Accoutrée ainsi, je ressemble comme deux gouttes d'eau à une bohémienne, les jupons et le tambourin en moins. On est loin de l'élégance racée d'une princesse russe, mais bon, on compose avec ce que l'on a. Satisfaite néanmoins du résultat, je jette un dernier regard dans le miroir puis sors de la pièce pour rejoindre le rez-de-chaussée.
Dans le hall, plusieurs domestiques s'affairent à transporter d'immenses candélabres en bois sculpté dans le jardin, sous les directives d'Ernest qui, porte-document à la main, coche minutieusement sa liste des tâches qu'il reste à accomplir avant le bal de demain.
Ne souhaitant pas le déranger, je me faufile derrière lui, puis bifurque sur la droite pour sortir par le grand vestiaire. Dans ce coin de la demeure, l'atmosphère est plus calme et hormis Néron, le labrador de Térence, qui dort à côté du paillasson, la voie est entièrement libre.
Décidée à aller dire bonjour aux chevaux, je me dirige vers les écuries. Située juste après la cour d'honneur, je mets peu de temps à rejoindre le bâtiment qui, à vue de nez, est aussi ancien que le reste de la propriété.
Conçue comme une maison, il abrite essentiellement des chevaux de chasse, mais aussi quelques-uns d'attelage et d'art équestre.

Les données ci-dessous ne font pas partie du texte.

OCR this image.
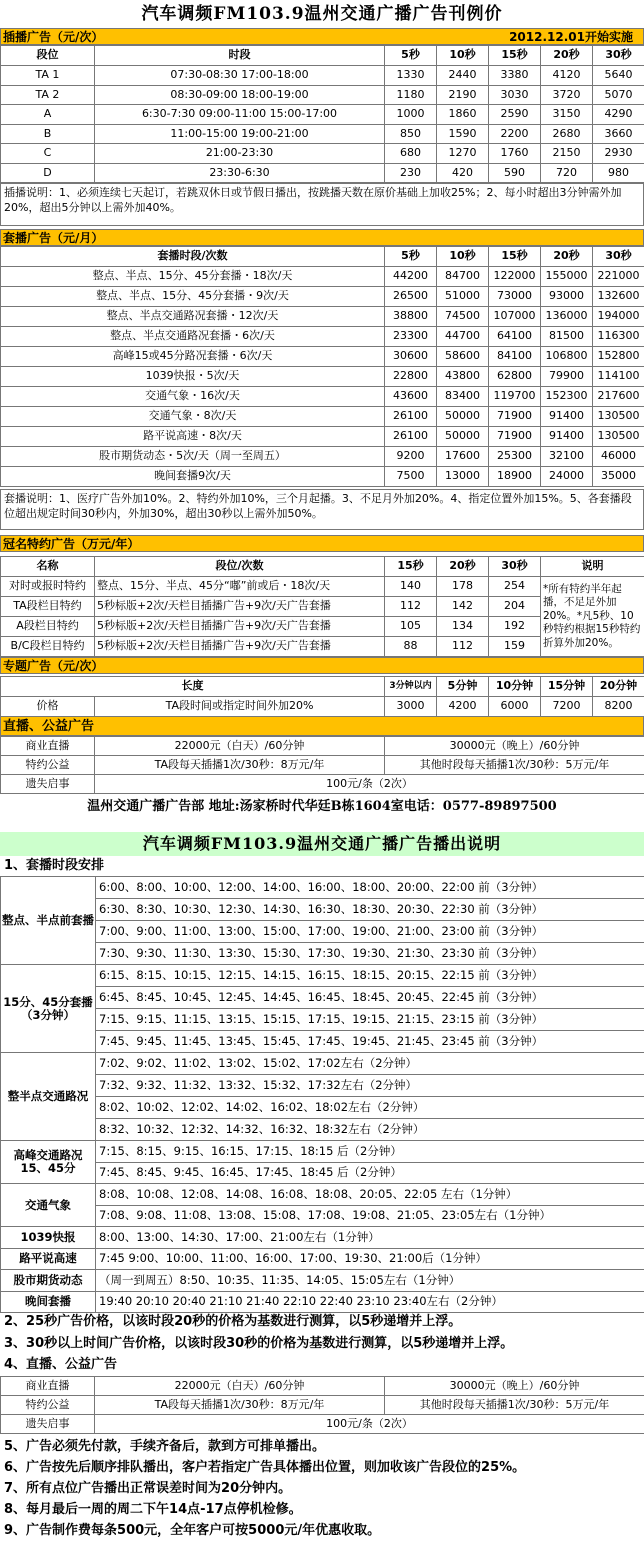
汽车调频FM103.9温州交通广播广告刊例价
插播广告（元/次）	2012.12.01开始实施
段位	时段	5秒	10秒	15秒	20秒	30秒
TA 1	07:30-08:30 17:00-18:00	1330	2440	3380	4120	5640
TA 2	08:30-09:00 18:00-19:00	1180	2190	3030	3720	5070
A	6:30-7:30 09:00-11:00 15:00-17:00	1000	1860	2590	3150	4290
B	11:00-15:00 19:00-21:00	850	1590	2200	2680	3660
C	21:00-23:30	680	1270	1760	2150	2930
D	23:30-6:30	230	420	590	720	980
插播说明：1、必须连续七天起订，若跳双休日或节假日播出，按跳播天数在原价基础上加收25%；2、每小时超出3分钟需外加20%，超出5分钟以上需外加40%。
套播广告（元/月）
套播时段/次数	5秒	10秒	15秒	20秒	30秒
整点、半点、15分、45分套播・18次/天	44200	84700	122000	155000	221000
整点、半点、15分、45分套播・9次/天	26500	51000	73000	93000	132600
整点、半点交通路况套播・12次/天	38800	74500	107000	136000	194000
整点、半点交通路况套播・6次/天	23300	44700	64100	81500	116300
高峰15或45分路况套播・6次/天	30600	58600	84100	106800	152800
1039快报・5次/天	22800	43800	62800	79900	114100
交通气象・16次/天	43600	83400	119700	152300	217600
交通气象・8次/天	26100	50000	71900	91400	130500
路平说高速・8次/天	26100	50000	71900	91400	130500
股市期货动态・5次/天（周一至周五）	9200	17600	25300	32100	46000
晚间套播9次/天	7500	13000	18900	24000	35000
套播说明：1、医疗广告外加10%。2、特约外加10%，三个月起播。3、不足月外加20%。4、指定位置外加15%。5、各套播段位超出规定时间30秒内，外加30%，超出30秒以上需外加50%。
冠名特约广告（万元/年）
名称	段位/次数	15秒	20秒	30秒	说明
对时或报时特约	整点、15分、半点、45分“嘟”前或后・18次/天	140	178	254	*所有特约半年起播，不足足外加20%。*凡5秒、10秒特约根据15秒特约折算外加20%。
TA段栏目特约	5秒标版+2次/天栏目插播广告+9次/天广告套播	112	142	204	
A段栏目特约	5秒标版+2次/天栏目插播广告+9次/天广告套播	105	134	192	
B/C段栏目特约	5秒标版+2次/天栏目插播广告+9次/天广告套播	88	112	159	
专题广告（元/次）
长度		3分钟以内	5分钟	10分钟	15分钟	20分钟
价格	TA段时间或指定时间外加20%	3000	4200	6000	7200	8200
直播、公益广告
商业直播	22000元（白天）/60分钟	30000元（晚上）/60分钟
特约公益	TA段每天插播1次/30秒：8万元/年	其他时段每天插播1次/30秒：5万元/年
遗失启事	100元/条（2次）	
温州交通广播广告部 地址:汤家桥时代华廷B栋1604室电话：0577-89897500
汽车调频FM103.9温州交通广播广告播出说明
1、套播时段安排
整点、半点前套播	6:00、8:00、10:00、12:00、14:00、16:00、18:00、20:00、22:00 前（3分钟）
	6:30、8:30、10:30、12:30、14:30、16:30、18:30、20:30、22:30 前（3分钟）
	7:00、9:00、11:00、13:00、15:00、17:00、19:00、21:00、23:00 前（3分钟）
	7:30、9:30、11:30、13:30、15:30、17:30、19:30、21:30、23:30 前（3分钟）
15分、45分套播（3分钟）	6:15、8:15、10:15、12:15、14:15、16:15、18:15、20:15、22:15 前（3分钟）
	6:45、8:45、10:45、12:45、14:45、16:45、18:45、20:45、22:45 前（3分钟）
	7:15、9:15、11:15、13:15、15:15、17:15、19:15、21:15、23:15 前（3分钟）
	7:45、9:45、11:45、13:45、15:45、17:45、19:45、21:45、23:45 前（3分钟）
整半点交通路况	7:02、9:02、11:02、13:02、15:02、17:02左右（2分钟）
	7:32、9:32、11:32、13:32、15:32、17:32左右（2分钟）
	8:02、10:02、12:02、14:02、16:02、18:02左右（2分钟）
	8:32、10:32、12:32、14:32、16:32、18:32左右（2分钟）
高峰交通路况15、45分	7:15、8:15、9:15、16:15、17:15、18:15 后（2分钟）
	7:45、8:45、9:45、16:45、17:45、18:45 后（2分钟）
交通气象	8:08、10:08、12:08、14:08、16:08、18:08、20:05、22:05 左右（1分钟）
	7:08、9:08、11:08、13:08、15:08、17:08、19:08、21:05、23:05左右（1分钟）
1039快报	8:00、13:00、14:30、17:00、21:00左右（1分钟）
路平说高速	7:45 9:00、10:00、11:00、16:00、17:00、19:30、21:00后（1分钟）
股市期货动态	（周一到周五）8:50、10:35、11:35、14:05、15:05左右（1分钟）
晚间套播	19:40 20:10 20:40 21:10 21:40 22:10 22:40 23:10 23:40左右（2分钟）
2、25秒广告价格，以该时段20秒的价格为基数进行测算，以5秒递增并上浮。
3、30秒以上时间广告价格，以该时段30秒的价格为基数进行测算，以5秒递增并上浮。
4、直播、公益广告
商业直播	22000元（白天）/60分钟	30000元（晚上）/60分钟
特约公益	TA段每天插播1次/30秒：8万元/年	其他时段每天插播1次/30秒：5万元/年
遗失启事	100元/条（2次）	
5、广告必须先付款，手续齐备后，款到方可排单播出。
6、广告按先后顺序排队播出，客户若指定广告具体播出位置，则加收该广告段位的25%。
7、所有点位广告播出正常误差时间为20分钟内。
8、每月最后一周的周二下午14点-17点停机检修。
9、广告制作费每条500元，全年客户可按5000元/年优惠收取。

Somptueusement bâti, l'ensemble est desservi par un large couloir formant une galerie composée d'une dizaine de boxes, donnant elle-même sur une cour. Plafonds à entrevous de briques sur solives métalliques, dallage aux armes des Alayone, lambris en bois verni et massif, tout est magnifique.

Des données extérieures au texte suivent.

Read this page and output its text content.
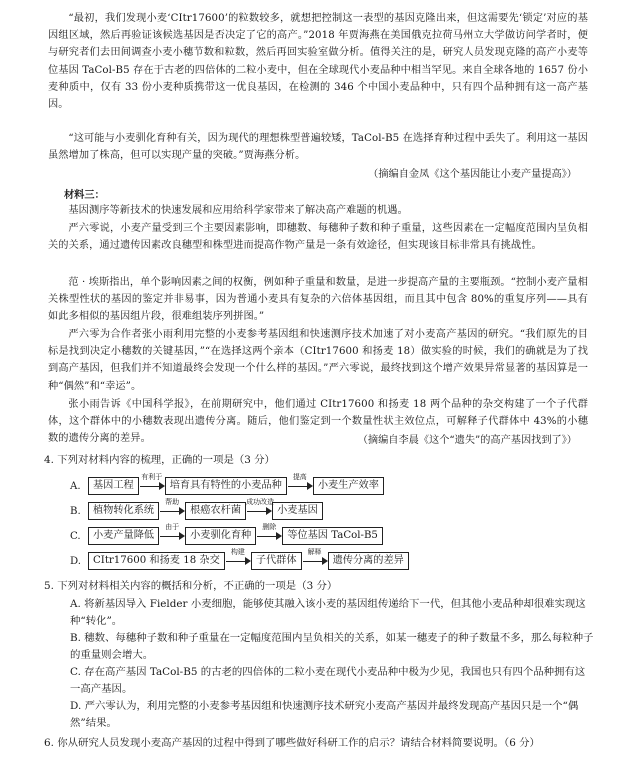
“最初，我们发现小麦‘CItr17600’的粒数较多，就想把控制这一表型的基因克隆出来，但这需要先‘锁定’对应的基因组区域，然后再验证该候选基因是否决定了它的高产。”2018 年贾海燕在美国俄克拉荷马州立大学做访问学者时，便与研究者们去田间调查小麦小穗节数和粒数，然后再回实验室做分析。值得关注的是，研究人员发现克隆的高产小麦等位基因 TaCol-B5 存在于古老的四倍体的二粒小麦中，但在全球现代小麦品种中相当罕见。来自全球各地的 1657 份小麦种质中，仅有 33 份小麦种质携带这一优良基因，在检测的 346 个中国小麦品种中，只有四个品种拥有这一高产基因。
“这可能与小麦驯化育种有关，因为现代的理想株型普遍较矮，TaCol-B5 在选择育种过程中丢失了。利用这一基因虽然增加了株高，但可以实现产量的突破。”贾海燕分析。
（摘编自金凤《这个基因能让小麦产量提高》）
材料三：
基因测序等新技术的快速发展和应用给科学家带来了解决高产难题的机遇。
严六零说，小麦产量受到三个主要因素影响，即穗数、每穗种子数和种子重量，这些因素在一定幅度范围内呈负相关的关系，通过遗传因素改良穗型和株型进而提高作物产量是一条有效途径，但实现该目标非常具有挑战性。
范 · 埃斯指出，单个影响因素之间的权衡，例如种子重量和数量，是进一步提高产量的主要瓶颈。“控制小麦产量相关株型性状的基因的鉴定并非易事，因为普通小麦具有复杂的六倍体基因组，而且其中包含 80%的重复序列——具有如此多相似的基因组片段，很难组装序列拼图。”
严六零为合作者张小雨利用完整的小麦参考基因组和快速测序技术加速了对小麦高产基因的研究。“我们原先的目标是找到决定小穗数的关键基因，”“在选择这两个亲本（CItr17600 和扬麦 18）做实验的时候，我们的确就是为了找到高产基因，但我们并不知道最终会发现一个什么样的基因。”严六零说，最终找到这个增产效果异常显著的基因算是一种“偶然”和“幸运”。
张小雨告诉《中国科学报》，在前期研究中，他们通过 CItr17600 和扬麦 18 两个品种的杂交构建了一个子代群体，这个群体中的小穗数表现出遗传分离。随后，他们鉴定到一个数量性状主效位点，可解释子代群体中 43%的小穗数的遗传分离的差异。	（摘编自李晨《这个“遗失”的高产基因找到了》）
4. 下列对材料内容的梳理，正确的一项是（3 分）
A.	基因工程
有利于
培育具有特性的小麦品种
提高
小麦生产效率
B.	植物转化系统
帮助
根癌农杆菌
成功改造
小麦基因
C.	小麦产量降低
由于
小麦驯化育种
删除
等位基因 TaCol-B5
D.	CItr17600 和扬麦 18 杂交
构建
子代群体
解释
遗传分离的差异
5. 下列对材料相关内容的概括和分析，不正确的一项是（3 分）
A. 将新基因导入 Fielder 小麦细胞，能够使其融入该小麦的基因组传递给下一代，但其他小麦品种却很难实现这种“转化”。
B. 穗数、每穗种子数和种子重量在一定幅度范围内呈负相关的关系，如某一穗麦子的种子数量不多，那么每粒种子的重量则会增大。
C. 存在高产基因 TaCol-B5 的古老的四倍体的二粒小麦在现代小麦品种中极为少见，我国也只有四个品种拥有这一高产基因。
D. 严六零认为，利用完整的小麦参考基因组和快速测序技术研究小麦高产基因并最终发现高产基因只是一个“偶然”结果。
6. 你从研究人员发现小麦高产基因的过程中得到了哪些做好科研工作的启示？请结合材料简要说明。（6 分）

Un fois à l'intérieur, les odeurs si caractéristiques de foin, de fumier, de cuir et de poussière assaillent mes narines. J'adore venir ici. Rien n'est plus apaisant que de passer du temps avec ces admirables bêtes. D'ailleurs, c'est même prouvé ! Les animaux ont une incidence positive sur le corps : ils réduisent le stress et apaisent les tensions.
Habituée des lieux, je passe devant la sellerie, puis me dirige directement vers le box d'Athénaïs, une magnifique jument à la robe pie, dont le nom lui a été donné en hommage à la marquise de Montespan, dont la mère de Léandre est une descendante directe.
En m'entendant arriver, cette dernière passe sa longue tête à travers la grille à col de cygne de la porte et pousse un doux frémissement pour me saluer.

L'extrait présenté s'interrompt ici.